Тоска по окраинам - страница 3



Когда бабушка уже вздыхает во сне на соседней койке, я всё еще слушаю хрип ее радио. «Передаем вальс Иоганна Штрауса» – я думаю о человеке-страусе, разглядываю бабушкино платье, висящее на гвоздике на двери. Ровно в двенадцать радио тихо-тихо играет гимн и умирает до шести утра. Но я не сплю. Я думаю про мать, снова и снова. Про мать, которая не звонит. Почему не звонит?

Меня пронизывает ужасная догадка: мать, быть может, уже мертва – а отец просто скрыл это от меня. Или сам еще не знает. Думает, что она ест изюм дяди Валеры. Изюм.

В последнее время я думаю об этом больше, чем об измене. Маму могут изнасиловать в такси. Вывезти в поле, как в газете писали, взять в рабство. Маму могут убить в грязном болоте, и мама больше не вернется домой. Никогда. Никогда. Утонет в черной слякотной жиже, хватая ртом воздух и захлебываясь. Маленькую, хрупенькую маму легко переломить надвое, и удушить легко, и вспороть горло с маленькой родинкой, так, что хлынет кровь и откинется назад голова. Найдется много желающих – на ее «танцах», на ее «грязных танцах», где сальные уродцы ищут себе хохочущих жертв.

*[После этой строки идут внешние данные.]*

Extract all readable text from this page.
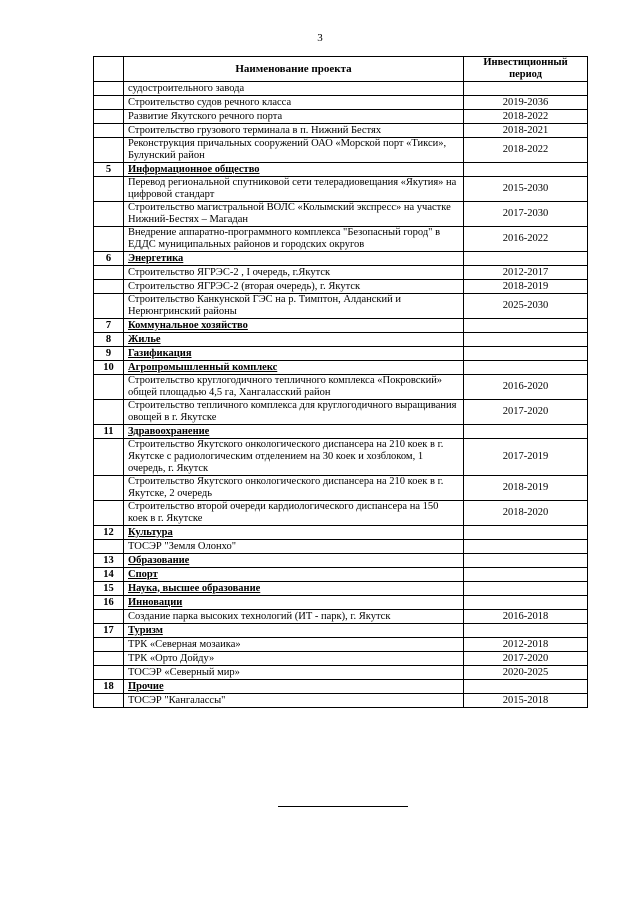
3
	Наименование проекта	Инвестиционный период
	судостроительного завода	
	Строительство судов речного класса	2019-2036
	Развитие Якутского речного порта	2018-2022
	Строительство грузового терминала в п. Нижний Бестях	2018-2021
	Реконструкция причальных сооружений ОАО «Морской порт «Тикси», Булунский район	2018-2022
5	Информационное общество	
	Перевод региональной спутниковой сети телерадиовещания «Якутия» на цифровой стандарт	2015-2030
	Строительство магистральной ВОЛС «Колымский экспресс» на участке Нижний-Бестях – Магадан	2017-2030
	Внедрение аппаратно-программного комплекса "Безопасный город" в ЕДДС муниципальных районов и городских округов	2016-2022
6	Энергетика	
	Строительство ЯГРЭС-2 , I очередь, г.Якутск	2012-2017
	Строительство ЯГРЭС-2 (вторая очередь), г. Якутск	2018-2019
	Строительство Канкунской ГЭС на р. Тимптон, Алданский и Нерюнгринский районы	2025-2030
7	Коммунальное хозяйство	
8	Жилье	
9	Газификация	
10	Агропромышленный комплекс	
	Строительство круглогодичного тепличного комплекса «Покровский» общей площадью 4,5 га, Хангаласский район	2016-2020
	Строительство тепличного комплекса для круглогодичного выращивания овощей в г. Якутске	2017-2020
11	Здравоохранение	
	Строительство Якутского онкологического диспансера на 210 коек в г. Якутске с радиологическим отделением на 30 коек и хозблоком, 1 очередь, г. Якутск	2017-2019
	Строительство Якутского онкологического диспансера на 210 коек в г. Якутске, 2 очередь	2018-2019
	Строительство второй очереди кардиологического диспансера на 150 коек в г. Якутске	2018-2020
12	Культура	
	ТОСЭР "Земля Олонхо"	
13	Образование	
14	Спорт	
15	Наука, высшее образование	
16	Инновации	
	Создание парка высоких технологий (ИТ - парк), г. Якутск	2016-2018
17	Туризм	
	ТРК «Северная мозаика»	2012-2018
	ТРК «Орто Дойду»	2017-2020
	ТОСЭР «Северный мир»	2020-2025
18	Прочие	
	ТОСЭР "Кангалассы"	2015-2018
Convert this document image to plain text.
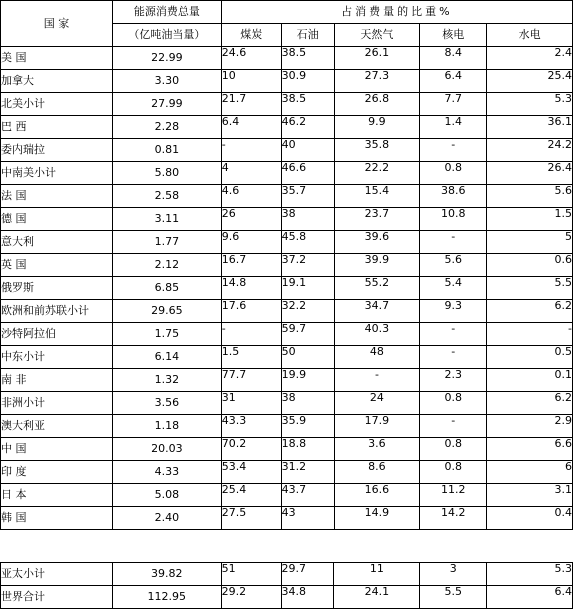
国 家	能源消费总量	占消费量的比重%				
	（亿吨油当量）	煤炭	石油	天然气	核电	水电
美 国	22.99	24.6	38.5	26.1	8.4	2.4
加拿大	3.30	10	30.9	27.3	6.4	25.4
北美小计	27.99	21.7	38.5	26.8	7.7	5.3
巴 西	2.28	6.4	46.2	9.9	1.4	36.1
委内瑞拉	0.81	-	40	35.8	-	24.2
中南美小计	5.80	4	46.6	22.2	0.8	26.4
法 国	2.58	4.6	35.7	15.4	38.6	5.6
德 国	3.11	26	38	23.7	10.8	1.5
意大利	1.77	9.6	45.8	39.6	-	5
英 国	2.12	16.7	37.2	39.9	5.6	0.6
俄罗斯	6.85	14.8	19.1	55.2	5.4	5.5
欧洲和前苏联小计	29.65	17.6	32.2	34.7	9.3	6.2
沙特阿拉伯	1.75	-	59.7	40.3	-	-
中东小计	6.14	1.5	50	48	-	0.5
南 非	1.32	77.7	19.9	-	2.3	0.1
非洲小计	3.56	31	38	24	0.8	6.2
澳大利亚	1.18	43.3	35.9	17.9	-	2.9
中 国	20.03	70.2	18.8	3.6	0.8	6.6
印 度	4.33	53.4	31.2	8.6	0.8	6
日 本	5.08	25.4	43.7	16.6	11.2	3.1
韩 国	2.40	27.5	43	14.9	14.2	0.4
亚太小计	39.82	51	29.7	11	3	5.3
世界合计	112.95	29.2	34.8	24.1	5.5	6.4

Мать – дура. Мать сядет к кому угодно в машину, и поедет куда угодно. Мать навсегда останется в лесу – страшном, черном, величественном, такой видишь иногда из окна автобуса – и вздрагиваешь, совсем в глуши, выхода нет ни с какой из сторон. От похоти своей, по дурости мать поедет туда. Там черная яма с жирной землей, слякоть, вечная неподъемная тишь. Насильника, убийцу никогда не найдут. Мать не вернется домой. Я останусь одна. А всё потому, что не могу ее остановить. Никогда не могла.

– Никуда ты не пойдешь! – орала я, топая ногами, когда доводила себя до отчаяния, сама возгоняла до дикой истерики. Последний шанс остановить, последний! Последняя возможность спасти ее – тупую, непутевую, слишком наивную и слабую.

– Слишком громко ты орешь! – в рифму верещала мать. – Нет, это невозможно, невозможно…

Хлопала входная дверь, улюлюкал лифт – на седьмой этаж туда ездил страшный грохочущий лифт с желтой лампочкой. Всё было кончено. Мать никогда не возвращалась от угрызений совести. И помириться, «сжигая мосты», не возвращалась тоже – за ней ходил отец, заставляя меня извиняться. «В кого она такая жестокая? – спрашивала мать. – Я такой не была».

Бабушка раскатисто захрапела, откинувшись на спину и настежь открыв черный запавший рот. Я жмурюсь и отворачиваюсь к стенке. Прямо перед носом оказывается стык обоев, уже отходящий, который я подковыриваю всякий раз, ночуя там.

Хочется подумать о чем-нибудь другом. Вечером я читала книжку про иглу в раковине – она уплыла в трубу и там, в темноте, подружилась с яичной скорлупой и куском мыла. Вместе они путешествовали и даже искали королевство, золотой дворец повелителя – раз им уже не выбраться из черного водостока. Найдут ли?

…Как же расти без нее? Отец, конечно, сопьется… И никто не будет таскать из магазина, где она работает с теткой, пачки макарон и мармеладных рыбин в сахаре. В нашем классе нет никого без матери, никого не воспитывают отцы. Про таких говорят шепотом, что они попадают в интернат, который стоит прямо за сто-писят-пять-дробь-один, справа от школы.

Мать иногда мучает меня вопросами: «А что было бы, если б ты узнала, что мы тебе неродные? А что было бы, если бы папа нашел себе другую тетю? Она, наверное, была бы добрее мамы, правда? Всё бы тебе разрешала…» И я клевала на эту горькую удочку, и захлебывалась в плаче, и просила прощения – незнамо за что. Конечно, если бы мама была не моей родной мамой, я всё равно бы ее любила. И ни за что не стала бы искать настоящую – какую-нибудь простую щекастую, которая подпирает рот рукой и грустит обо мне. Или строгую тетю, которая заставляла бы мыть посуду и соблюдать режим. Зачем она мне?